The census worker sat on the bumper of her van for the next 30 minutes. Sonia said the worker would only get up from the back of her van every few minutes to see if she had changed her mind about taking the housing survey…

It was a real federal census worker according to the regional office that covers Dallas. A supervisor confirmed more than 100 other workers are out in the area conducting the same work. The regional office said employees are encouraged to be “pleasantly persistent” and never take “no” for an answer at first.

I would guess that at least 95%+ of Census workers don’t cause such problems. But, an occasional case of Census workers who really want survey responses may be enough to keep people worried. And it would be interesting to hear how the Census Bureau deals with such employees.

To be snarky about it, perhaps people shouldn’t worry too much about the zealous Census worker as the NSA could just gather the relevant information without anyone knowing…

Possibly dropping the word “race” from Census 2020

The Census Bureau is considering whether to use the term “race” in future surveys:

The U.S. Census Bureau is experimenting with eliminating the word “race” altogether in its 2020 survey, according to a report from the Pew Research Center on Thursday.
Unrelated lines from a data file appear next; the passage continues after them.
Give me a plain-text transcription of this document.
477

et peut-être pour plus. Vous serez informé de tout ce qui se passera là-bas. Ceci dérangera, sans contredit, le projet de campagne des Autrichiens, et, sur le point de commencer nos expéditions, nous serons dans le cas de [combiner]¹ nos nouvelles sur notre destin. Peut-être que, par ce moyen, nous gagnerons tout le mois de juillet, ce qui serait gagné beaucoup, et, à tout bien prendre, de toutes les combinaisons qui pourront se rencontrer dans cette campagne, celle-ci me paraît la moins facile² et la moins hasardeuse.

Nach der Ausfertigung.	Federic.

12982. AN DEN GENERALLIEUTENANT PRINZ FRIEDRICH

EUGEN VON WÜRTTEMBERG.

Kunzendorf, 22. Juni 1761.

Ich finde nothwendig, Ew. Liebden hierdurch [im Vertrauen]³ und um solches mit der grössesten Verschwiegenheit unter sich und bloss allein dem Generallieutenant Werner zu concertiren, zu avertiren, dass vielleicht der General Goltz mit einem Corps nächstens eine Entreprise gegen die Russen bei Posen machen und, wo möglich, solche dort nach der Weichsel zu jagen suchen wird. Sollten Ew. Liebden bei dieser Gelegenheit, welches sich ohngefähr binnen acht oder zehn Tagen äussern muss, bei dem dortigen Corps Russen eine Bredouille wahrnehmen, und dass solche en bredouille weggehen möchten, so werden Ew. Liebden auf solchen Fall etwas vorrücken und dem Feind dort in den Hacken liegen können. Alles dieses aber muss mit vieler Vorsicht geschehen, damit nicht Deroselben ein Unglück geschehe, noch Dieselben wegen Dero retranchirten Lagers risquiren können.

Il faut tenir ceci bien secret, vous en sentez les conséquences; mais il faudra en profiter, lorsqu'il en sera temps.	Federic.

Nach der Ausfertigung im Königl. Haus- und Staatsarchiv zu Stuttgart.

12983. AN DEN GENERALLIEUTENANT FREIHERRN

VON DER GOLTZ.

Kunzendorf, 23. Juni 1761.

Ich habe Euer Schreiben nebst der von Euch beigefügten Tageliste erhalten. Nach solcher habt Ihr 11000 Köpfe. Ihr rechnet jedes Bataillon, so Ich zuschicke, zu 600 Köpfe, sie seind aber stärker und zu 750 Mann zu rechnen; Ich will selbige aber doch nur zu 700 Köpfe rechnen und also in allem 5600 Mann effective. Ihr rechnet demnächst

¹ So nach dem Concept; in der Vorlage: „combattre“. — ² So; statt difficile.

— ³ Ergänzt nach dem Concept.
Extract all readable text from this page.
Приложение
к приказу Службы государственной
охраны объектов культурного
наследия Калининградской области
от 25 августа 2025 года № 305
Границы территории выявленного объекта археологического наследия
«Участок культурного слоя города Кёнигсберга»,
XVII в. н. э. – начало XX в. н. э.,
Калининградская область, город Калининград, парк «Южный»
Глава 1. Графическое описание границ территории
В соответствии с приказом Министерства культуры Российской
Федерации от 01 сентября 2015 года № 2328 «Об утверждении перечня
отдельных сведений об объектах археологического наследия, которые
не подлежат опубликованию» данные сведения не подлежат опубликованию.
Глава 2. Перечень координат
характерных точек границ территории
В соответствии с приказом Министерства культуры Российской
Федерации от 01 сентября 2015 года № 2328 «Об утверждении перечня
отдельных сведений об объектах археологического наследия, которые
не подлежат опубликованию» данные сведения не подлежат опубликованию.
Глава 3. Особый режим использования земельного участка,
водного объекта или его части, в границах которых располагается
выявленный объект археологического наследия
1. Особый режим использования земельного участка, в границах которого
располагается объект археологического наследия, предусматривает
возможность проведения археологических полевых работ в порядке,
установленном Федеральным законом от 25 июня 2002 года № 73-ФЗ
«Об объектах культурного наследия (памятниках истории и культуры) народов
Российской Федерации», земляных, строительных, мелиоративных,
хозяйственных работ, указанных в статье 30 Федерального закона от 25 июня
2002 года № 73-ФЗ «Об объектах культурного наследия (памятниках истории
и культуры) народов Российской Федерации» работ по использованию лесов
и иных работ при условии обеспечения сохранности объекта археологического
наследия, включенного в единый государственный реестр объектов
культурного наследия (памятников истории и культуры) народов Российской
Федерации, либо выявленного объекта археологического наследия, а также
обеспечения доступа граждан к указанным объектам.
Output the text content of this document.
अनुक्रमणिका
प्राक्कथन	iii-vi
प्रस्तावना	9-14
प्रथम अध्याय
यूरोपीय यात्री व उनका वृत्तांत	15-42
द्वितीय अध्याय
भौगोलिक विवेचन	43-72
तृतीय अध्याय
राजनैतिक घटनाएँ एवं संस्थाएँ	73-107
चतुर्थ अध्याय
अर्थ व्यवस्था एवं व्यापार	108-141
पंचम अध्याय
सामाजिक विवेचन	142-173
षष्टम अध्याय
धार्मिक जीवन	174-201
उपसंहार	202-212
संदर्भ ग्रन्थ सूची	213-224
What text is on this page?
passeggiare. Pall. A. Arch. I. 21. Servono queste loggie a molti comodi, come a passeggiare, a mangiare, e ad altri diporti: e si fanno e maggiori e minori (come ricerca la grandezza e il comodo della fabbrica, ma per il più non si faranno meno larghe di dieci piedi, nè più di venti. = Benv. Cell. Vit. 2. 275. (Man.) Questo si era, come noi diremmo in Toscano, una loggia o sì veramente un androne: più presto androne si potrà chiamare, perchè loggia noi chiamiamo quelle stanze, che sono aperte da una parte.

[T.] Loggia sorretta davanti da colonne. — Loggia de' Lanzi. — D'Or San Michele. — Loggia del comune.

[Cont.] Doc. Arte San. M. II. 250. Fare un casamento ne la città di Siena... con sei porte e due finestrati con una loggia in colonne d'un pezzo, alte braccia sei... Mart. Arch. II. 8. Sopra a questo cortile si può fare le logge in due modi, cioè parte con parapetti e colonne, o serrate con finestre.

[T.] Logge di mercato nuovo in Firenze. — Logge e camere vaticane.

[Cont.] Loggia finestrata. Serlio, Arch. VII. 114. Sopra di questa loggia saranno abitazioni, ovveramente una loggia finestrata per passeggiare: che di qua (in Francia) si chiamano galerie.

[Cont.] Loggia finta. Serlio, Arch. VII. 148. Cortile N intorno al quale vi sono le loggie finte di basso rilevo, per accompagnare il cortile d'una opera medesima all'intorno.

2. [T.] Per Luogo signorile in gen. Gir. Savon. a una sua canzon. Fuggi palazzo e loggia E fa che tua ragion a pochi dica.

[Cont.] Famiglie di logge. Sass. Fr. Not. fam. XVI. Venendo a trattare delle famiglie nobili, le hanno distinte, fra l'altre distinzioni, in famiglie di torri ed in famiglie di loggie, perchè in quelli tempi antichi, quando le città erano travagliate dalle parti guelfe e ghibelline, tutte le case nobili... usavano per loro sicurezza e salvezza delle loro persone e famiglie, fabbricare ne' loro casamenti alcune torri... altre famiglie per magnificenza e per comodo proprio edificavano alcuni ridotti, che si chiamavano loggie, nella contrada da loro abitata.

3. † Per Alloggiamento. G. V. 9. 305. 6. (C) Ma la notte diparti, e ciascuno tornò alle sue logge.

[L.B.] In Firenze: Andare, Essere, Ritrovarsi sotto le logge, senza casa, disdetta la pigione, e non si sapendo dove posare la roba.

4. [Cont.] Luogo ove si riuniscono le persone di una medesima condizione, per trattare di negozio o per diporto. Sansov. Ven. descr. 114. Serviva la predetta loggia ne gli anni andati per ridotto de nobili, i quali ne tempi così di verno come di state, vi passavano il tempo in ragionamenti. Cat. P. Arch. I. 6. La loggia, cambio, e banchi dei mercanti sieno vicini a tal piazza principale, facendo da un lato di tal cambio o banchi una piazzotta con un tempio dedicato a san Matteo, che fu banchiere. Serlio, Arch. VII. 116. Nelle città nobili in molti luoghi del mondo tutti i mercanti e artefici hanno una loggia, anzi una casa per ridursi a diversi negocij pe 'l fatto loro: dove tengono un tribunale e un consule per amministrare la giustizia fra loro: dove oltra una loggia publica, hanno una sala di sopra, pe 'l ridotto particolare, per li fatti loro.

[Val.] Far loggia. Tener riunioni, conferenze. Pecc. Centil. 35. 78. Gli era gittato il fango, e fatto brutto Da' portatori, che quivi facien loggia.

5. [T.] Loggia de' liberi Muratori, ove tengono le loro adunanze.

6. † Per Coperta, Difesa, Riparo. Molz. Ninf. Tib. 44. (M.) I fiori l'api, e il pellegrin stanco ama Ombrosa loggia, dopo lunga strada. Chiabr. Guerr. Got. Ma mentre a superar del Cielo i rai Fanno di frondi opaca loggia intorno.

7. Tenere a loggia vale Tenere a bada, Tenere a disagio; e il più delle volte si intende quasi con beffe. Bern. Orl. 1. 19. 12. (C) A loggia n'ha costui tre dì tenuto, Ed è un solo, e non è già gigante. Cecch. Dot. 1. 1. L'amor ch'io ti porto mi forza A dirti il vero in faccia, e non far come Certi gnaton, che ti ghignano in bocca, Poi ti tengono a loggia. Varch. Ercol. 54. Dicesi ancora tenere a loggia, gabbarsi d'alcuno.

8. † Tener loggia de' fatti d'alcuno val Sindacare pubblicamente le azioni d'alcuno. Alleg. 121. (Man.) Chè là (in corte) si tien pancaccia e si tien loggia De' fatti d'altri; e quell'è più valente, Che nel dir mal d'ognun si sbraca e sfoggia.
As part of its final research push before finalizing its 2020 wording, test-census forms will be sent to 1.2 million households later this fall in without any references to “race” or “origin.” Instead, the forms will ask: “Which categories describe person 1?” Respondents will then be able to choose from the usual list of racial and ethnic categories.

According to Pew, Census officials want to be clearer with their questions so that officials can gather more accurate data as required by law. Past testing and focus-group research has indicated confusion among found that the terms “race,” “ethnicity” and “origin” can mislead or confuse respondents, they can mean different things depending on the person answering.

“We recognize that race and ethnicity are not quantifiable values. Rather, identity is a complex mix of one’s family and social environment, historical or socio-political constructs, personal experience, context, and many other immeasurable factors,” the Census Bureau noted in a 2013 report on past testing efforts in the 2010 census. The report also recommended continued research on optimizing the use of examples for each racial and ethnic category, among other strategies…

The Bureau is also testing the use of a “Middle Eastern or North African” category within the current lineup.

It is not surprising to see such changes as the societal and Census definitions of race and ethnicity have changed quite a bit over time. Additionally, social researchers have to keep up with the changing societal definitions and understandings.

If major changes are coming in future Census surveys, how easy will it be to compare this data with past data?